放射性物質の拡散シミュレーショ ン不存在―県が認める
公文書不開示決定通知書 会見での発言を受けたHUNTERは、2月3日付けで、県に対し次の内容で情報公開請求を行った。

  • 鹿児島県知事が、原子力災害対策重点区域を原発から半径20キロ圏とする方針を公表するまでの過程に関するすべての文書(各種会議の議事録、各種データ、関係官庁などからの文書、九州電力から提出された文書を含む)。

 これに対し県は、1か月の開示決定期限ギリギリの3月5日付けで不開示決定を下し、HUNTERの記者に不開示決定通知を郵送してきた。この間、担当の県原子力安全対策課から、請求文書の内容についての問い合わせや確認は一切なかった。

 原子力安全対策課に抗議したところ、担当職員は「20キロ圏にすると公表したことがない」と強弁。今年2月1日の定例会見における伊藤知事の発言について指摘したが、データや議事録の存否を明らかにせず、「20キロ圏にすると公表したことがない」との言葉を繰り返すばかりとなった。

 何らかの理由で放射性物質拡散データや内部の検討結果を開示できないか、あるいは初めからないかのどちらかである。

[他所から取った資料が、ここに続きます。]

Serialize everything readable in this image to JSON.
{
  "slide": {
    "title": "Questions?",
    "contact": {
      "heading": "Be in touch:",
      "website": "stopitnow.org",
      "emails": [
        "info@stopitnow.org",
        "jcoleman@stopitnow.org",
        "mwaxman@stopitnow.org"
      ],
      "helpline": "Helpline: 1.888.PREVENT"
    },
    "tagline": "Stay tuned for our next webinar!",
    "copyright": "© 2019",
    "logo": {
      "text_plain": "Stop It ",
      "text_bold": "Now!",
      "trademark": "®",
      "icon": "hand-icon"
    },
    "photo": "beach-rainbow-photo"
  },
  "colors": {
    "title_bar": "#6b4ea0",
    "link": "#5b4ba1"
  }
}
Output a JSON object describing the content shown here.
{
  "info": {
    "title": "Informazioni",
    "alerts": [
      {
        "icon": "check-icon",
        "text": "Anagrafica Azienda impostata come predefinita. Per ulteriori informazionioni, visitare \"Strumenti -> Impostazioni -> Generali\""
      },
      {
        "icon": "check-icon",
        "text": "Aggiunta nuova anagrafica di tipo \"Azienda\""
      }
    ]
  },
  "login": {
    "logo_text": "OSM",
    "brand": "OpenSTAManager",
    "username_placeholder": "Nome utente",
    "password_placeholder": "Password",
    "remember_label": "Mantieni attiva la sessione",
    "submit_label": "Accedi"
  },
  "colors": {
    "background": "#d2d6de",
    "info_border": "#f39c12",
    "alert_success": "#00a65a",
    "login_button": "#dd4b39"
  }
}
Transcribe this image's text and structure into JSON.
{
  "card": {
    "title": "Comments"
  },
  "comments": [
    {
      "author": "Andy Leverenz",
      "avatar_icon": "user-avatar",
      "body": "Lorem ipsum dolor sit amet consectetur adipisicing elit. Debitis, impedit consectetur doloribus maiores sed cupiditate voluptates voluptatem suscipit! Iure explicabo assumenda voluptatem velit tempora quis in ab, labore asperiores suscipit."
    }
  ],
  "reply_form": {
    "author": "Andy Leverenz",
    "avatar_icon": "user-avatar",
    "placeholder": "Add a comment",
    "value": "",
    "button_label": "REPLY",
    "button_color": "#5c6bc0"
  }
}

 11日、再度の確認に対し、同課は20キロ圏との当初示した方針について、「公表していない」と繰り返した末、知事が会見で《私どもなりにやりまして》と話していた放射性物質の拡散シミュレーショ ンが、「存在していない」ことを明言した。知事発言は嘘だったと認めた形だ。

 放射性物質の拡散シミュレーショ ンも行わないまま、「やった」として当初20キロの方針を示した伊藤知事は、嘘をついてまで恣意的な決定を下そうとしていたことになる。同時に、鹿児島県が一連の事実関係を隠蔽したことは、住民に対する情報開示の重要性を知らせた福島第一原発の事故の教訓を無視したに等しい。

 不開示決定後の今月13日、県は川内原発から30キロ圏にある市町を対象にした防災説明会を開き、一転して原子力災害対策重点区域の範囲を「30キロにする」方針を示している。20キロの根拠を追及されて、方針を変えたと見られてもおかしくない格好だ。

 なお、鹿児島県の情報公開に対する姿勢をめぐっては、平成23年11月、HUNTERが行った産業廃棄物の管理型最終処分場「エコパークかごしま」(仮称)や、鹿児島市松陽台町の県営住宅に関する情報公開請求に対し、開示・不開示の決定自体を拒否するという前代未聞の「暴挙」に出て問題化したほか、昨年9月には請求をかけた記者に情報公開請求の内容を補正するよう強制する「命令書」を出すなど、恣意的な運用が続いている。